PRATIQUE
De 0,5 à 1 % des adolescentes
L'anorexie mentale touche environ de 0,5 à 1 % des adolescentes dans les sociétés occidentales. La prévalence chez l'homme est dix fois moindre.
Il peut être facile de méconnaître longtemps cette affection. La jeune fille (plus rarement le jeune homme) ne va généralement pas mentionner ni avouer ses problèmes alimentaires. Elle est souvent amenée par ses parents, qui ne se seront généralement inquiétés que très tardivement. Cette méconnaissance de l'entourage est favorisée par la dissimulation des troubles par l'intéressée, qui évite les repas à la table familiale, se fait vomir en cachette chez elle ou à l'école, et porte des vêtements amples masquant la maigreur des poignets et des chevilles.
Souvent, la consultation ne va pas être demandée pour les troubles de l'alimentation, mais pour une affection associée (troubles digestifs, dépression). Il arrive même que le diagnostic soit fait à la faveur de soins donnés pour une affection intercurrente.
Perte de poids
Le symptôme cardinal de l'anorexie mentale est le refus de maintenir son poids à un niveau minimal normal pour l'âge et la taille. Le DSM-IV, manuel diagnostique de l'association américaine de psychiatrie, propose comme critère un poids inférieur à 85 % du poids moyen. L'évaluation la plus précise est le calcul de l'index de masse corporelle (IMC), en divisant le poids exprimé en kilos par le carré de la taille en mètres. Cet index étant un peu plus élevé chez l'homme et augmentant avec l'âge, il est interprété grâce à des tables qui indiquent la distribution de l'IMC de la population en fonction du sexe et de l'âge.

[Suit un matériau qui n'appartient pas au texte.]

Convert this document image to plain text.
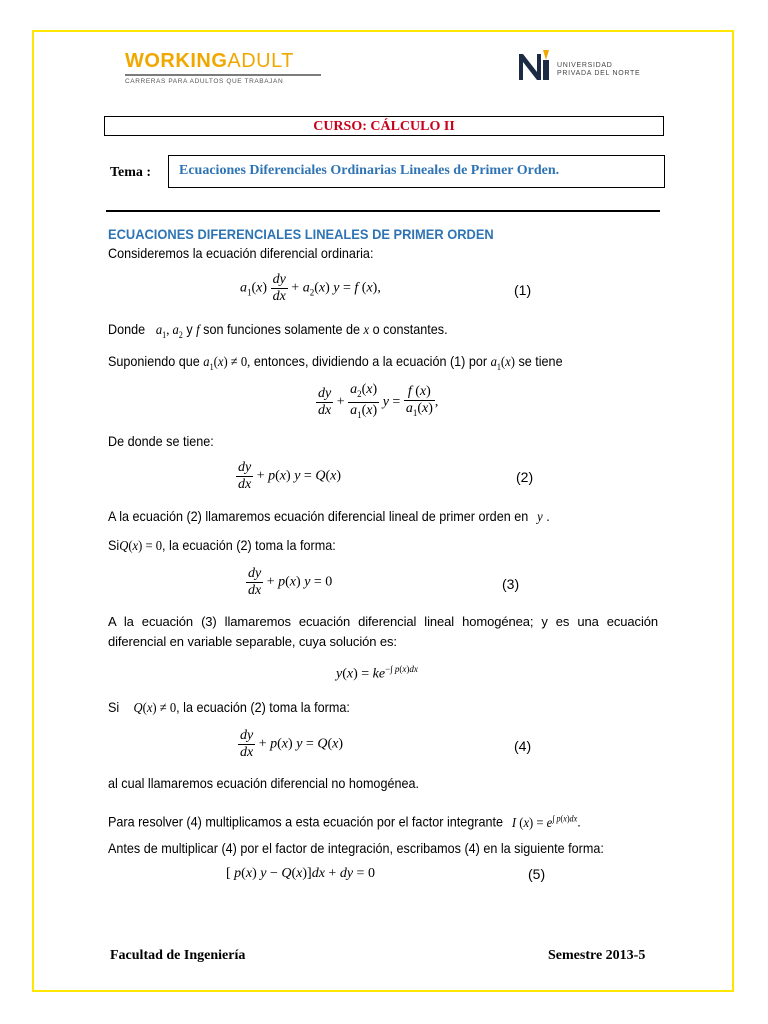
WORKINGADULT
CARRERAS PARA ADULTOS QUE TRABAJAN
UNIVERSIDAD
PRIVADA DEL NORTE
CURSO: CÁLCULO II
Tema :	Ecuaciones Diferenciales Ordinarias Lineales de Primer Orden.
ECUACIONES DIFERENCIALES LINEALES DE PRIMER ORDEN
Consideremos la ecuación diferencial ordinaria:
$a_1(x) \frac{dy}{dx} + a_2(x) y = f$ (x),	(1)
Donde $a_1$, $a_2$ y f son funciones solamente de x o constantes.
Suponiendo que $a_1(x) \ne 0$, entonces, dividiendo a la ecuación (1) por $a_1(x)$ se tiene
$\frac{dy}{dx} + \frac{a_2(x)}{a_1(x)}$ $y = \frac{f (x)}{a_1(x)}$ ,
De donde se tiene:
$\frac{dy}{dx} + p(x) y = Q(x)$	(2)
A la ecuación (2) llamaremos ecuación diferencial lineal de primer orden en y .
SiQ(x) = 0, la ecuación (2) toma la forma:
$\frac{dy}{dx} + p(x) y = 0$	(3)
A la ecuación (3) llamaremos ecuación diferencial lineal homogénea; y es una ecuación diferencial en variable separable, cuya solución es:
$y(x) = ke^{-\int p(x)dx}$
Si Q(x) ≠ 0, la ecuación (2) toma la forma:
$\frac{dy}{dx} + p(x) y = Q(x)$	(4)
al cual llamaremos ecuación diferencial no homogénea.
Para resolver (4) multiplicamos a esta ecuación por el factor integrante I $(x) = e^{\int p(x)dx}$.
Antes de multiplicar (4) por el factor de integración, escribamos (4) en la siguiente forma:
[ p(x) y − Q(x)]dx + dy = 0	(5)
Facultad de Ingeniería	Semestre 2013-5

En pratique, il faudra s'inquiéter devant un sujet dont l'IMC est inférieur au 15e ou au 10e percentile de sa classe d'âge. A titre d'exemple, une étude allemande en 1996 situait le 10e percentile à 17 kg/m2 à 16 ans, et à 18 kg/m2 à 22 ans chez la femme. Mieux que les chiffres, la modification de la silhouette est évocatrice. Les formes féminines qui venaient de se développer avec la puberté disparaissent. Les seins fondent et le galbe des fesses est remplacé par la proéminence centrale de la crête sacrée.
Déni de la maigreur
Cette perte de poids prend toute sa signification quand elle est associée à une attitude mentale caractéristique, à des troubles de l'image du corps et du comportement alimentaire. L'entretien montre que l'anorexique méconnaît sa maigreur, la nie contre toute évidence. La perception fausse du poids a le caractère d'une conviction inébranlable, quasi délirante. Il est intéressant de demander à la patiente de se représenter sur une feuille de papier. Typiquement, elle va dessiner une silhouette enflée de façon grostesque au niveau du ventre ou des cuisses. Elle peut même commenter qu'elle évite la piscine pour échapper aux moqueries sur ses formes rebondies.
Vomissements
On distingue classiquement deux types de comportements anorexiques selon que le tableau se limite à une simple restriction des apports alimentaires, ou qu'il comporte des vomissements associés parfois à des épisodes boulimiques. Les vomissements sont provoqués peu après les repas et peuvent endommager l'émail dentaire. La perte de poids est aussi souvent recherchée par la pratique de sports à outrance. Comme s'en souviennent les visiteurs de la Hofburg à Vienne, la salle de gymnastique installée par l'impératrice Elisabeth remplissait probablement cette fonction.
Signes somatiques
Ils confirment le diagnostic. L'arrêt des règles, pendant au moins trois cycles consécutifs, est le signe le plus connu. Un phénomène singulier est le lanugo, sorte de duvet recherché lors de la consultation sur les bras, les épaules, la nuque et le visage. Cette hyperpilosité serait en rapport avec des perturbations de l'activité de l'enzyme 5-alpha-réductase, probablement liées à une hypothyroïdie. L'inspection de la peau et des phanères peut révéler aussi une fragilité des ongles, une alopécie, une sécrétion sébacée diminuée, une acrocyanose des doigts. L'intolérance au froid est fréquente et il arrive de voir des jeunes filles anorexiques se blottir sous leur pull en plein soleil. La mesure des signes vitaux peut montrer une bradycardie, une hypotension, une hypothermie.
La suspicion du diagnostic conduira à une investigation plus poussée des comportements alimentaires et des événements familiaux et personnels récents.